125 anni fa l’inizio della battaglia di Fiume: il Vate e quell’impresa mancata rimasta nella storia

12 Set 2024 17:26 - di Giulia Giani
Fiume

125 anni fa Gabriele D’Annunzio si mise alla testa di un gruppo di volontari e iniziò la battaglia di Fiume, per la restituzione del territorio all’Italia. Una battaglia che di fatto sarebbe durata 15 mesi concludendosi con la creazione di uno Stato autonomo.

D’Annunzio e l’impresa di Fiume

L’intento fu quello di proclamare l’annessione della città all’Italia forzando in tal modo la mano ai delegati delle potenze vincitrici della prima guerra mondiale, all’epoca impegnati nella Conferenza di pace di Parigi. La spedizione fu capeggiata da Gabriele D’Annunzio e organizzata da una coalizione politica guidata dall’Associazione Nazionalista Italiana, cui parteciparono esponenti del mazzinianesimo, del Futurismo e del sindacalismo rivoluzionario. L’occupazione iniziò il 12 settembre 1919 e durò 16 mesi con alterne vicende, tra cui la proclamazione della Reggenza italiana del Carnaro. Quando i ribelli si opposero al trattato di Rapallo, il governo italiano sgombrò la città con la forza durante il Natale 1920, per permettere la creazione dello Stato libero di Fiume.

La lettera a Mussolini

Ai primi di settembre D’Annunzio garantì ai cospiratori che il 7 settembre avrebbe raggiunto Ronchi per guidare il ritorno dei granatieri a Fiume. I molti dubbi e un’improvvisa influenza lo costrinsero a onorare l’impegno solo l’11 settembre 1919.

Prima di partire, D’Annunzio informò uno dei principali sostenitori della ribellione adriatica: Benito Mussolini, direttore del giornale Il Popolo d’Italia e fondatore dei Fasci italiani di combattimento.

“Mio caro compagno, il dado è tratto. Parto ora. Domattina prenderò Fiume con le armi. Il Dio d’Italia ci assista. Mi levo dal letto febbricitante. Ma non è possibile differire. Anche una volta lo spirito domerà la carne miserabile… Sostenete la Causa vigorosamente, durante il conflitto. Vi abbraccio”.

La carta del Carnaro

Un anno dopo Il Vate promulgò la Carta del Carnaro, una sorta di sindacalizzazione di Fiume che rimase solo come atto formale e politico e non fu mai attuata.

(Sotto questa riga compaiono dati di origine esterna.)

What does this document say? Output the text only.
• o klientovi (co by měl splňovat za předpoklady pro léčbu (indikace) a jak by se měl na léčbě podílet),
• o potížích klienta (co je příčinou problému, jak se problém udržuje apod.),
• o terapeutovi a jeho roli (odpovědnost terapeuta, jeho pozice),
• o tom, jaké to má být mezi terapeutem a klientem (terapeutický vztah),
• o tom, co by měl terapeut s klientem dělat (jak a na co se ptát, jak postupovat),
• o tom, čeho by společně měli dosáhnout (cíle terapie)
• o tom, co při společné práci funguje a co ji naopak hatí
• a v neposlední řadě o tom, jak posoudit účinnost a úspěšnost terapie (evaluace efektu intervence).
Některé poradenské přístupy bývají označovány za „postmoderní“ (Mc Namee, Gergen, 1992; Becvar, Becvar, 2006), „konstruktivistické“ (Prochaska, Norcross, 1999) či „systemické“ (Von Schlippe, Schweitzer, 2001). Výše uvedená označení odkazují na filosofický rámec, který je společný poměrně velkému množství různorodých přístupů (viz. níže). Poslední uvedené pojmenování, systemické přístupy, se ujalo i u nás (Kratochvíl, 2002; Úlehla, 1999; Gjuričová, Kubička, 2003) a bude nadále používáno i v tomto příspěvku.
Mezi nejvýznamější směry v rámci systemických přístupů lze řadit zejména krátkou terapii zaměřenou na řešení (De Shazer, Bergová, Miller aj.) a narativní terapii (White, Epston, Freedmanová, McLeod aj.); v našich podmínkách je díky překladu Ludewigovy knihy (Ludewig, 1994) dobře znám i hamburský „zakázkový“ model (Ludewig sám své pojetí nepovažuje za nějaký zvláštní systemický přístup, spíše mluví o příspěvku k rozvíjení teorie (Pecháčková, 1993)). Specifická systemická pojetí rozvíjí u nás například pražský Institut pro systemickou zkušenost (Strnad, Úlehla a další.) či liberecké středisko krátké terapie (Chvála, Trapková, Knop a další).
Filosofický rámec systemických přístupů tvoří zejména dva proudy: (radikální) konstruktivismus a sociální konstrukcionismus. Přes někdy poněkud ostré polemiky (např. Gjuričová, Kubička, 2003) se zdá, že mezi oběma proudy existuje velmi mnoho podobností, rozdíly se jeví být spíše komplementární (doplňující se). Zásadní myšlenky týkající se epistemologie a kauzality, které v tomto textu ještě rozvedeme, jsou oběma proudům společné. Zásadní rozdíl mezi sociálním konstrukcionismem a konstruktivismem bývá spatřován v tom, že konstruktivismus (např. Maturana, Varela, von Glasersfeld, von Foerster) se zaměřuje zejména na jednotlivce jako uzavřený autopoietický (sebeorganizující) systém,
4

Già nella Premessa vi si affermava la chiara volontà di entrare a far parte integrante dello Stato Italiano e allo stesso tempo, consequenzialmente, l’italianità di Fiume e vi si sosteneva un futuro stato rivoluzionario-corporativo. Proprio dalla Carta del Carnaro “dannunziana” anche il regime fascista in seguito prenderà spunto per la propria dottrina politica economica riproposta nella Carta del lavoro del 1927, dove attraverso la politica del corporativismo si voleva istituire un sistema antagonista nei confronti sia della società capitalistica che di quella marxista.

Fiume rimase una sconfitta per D’Annunzio. E insieme, la consapevolezza di un atto ardito reso immortale proprio dalla mancata vittoria.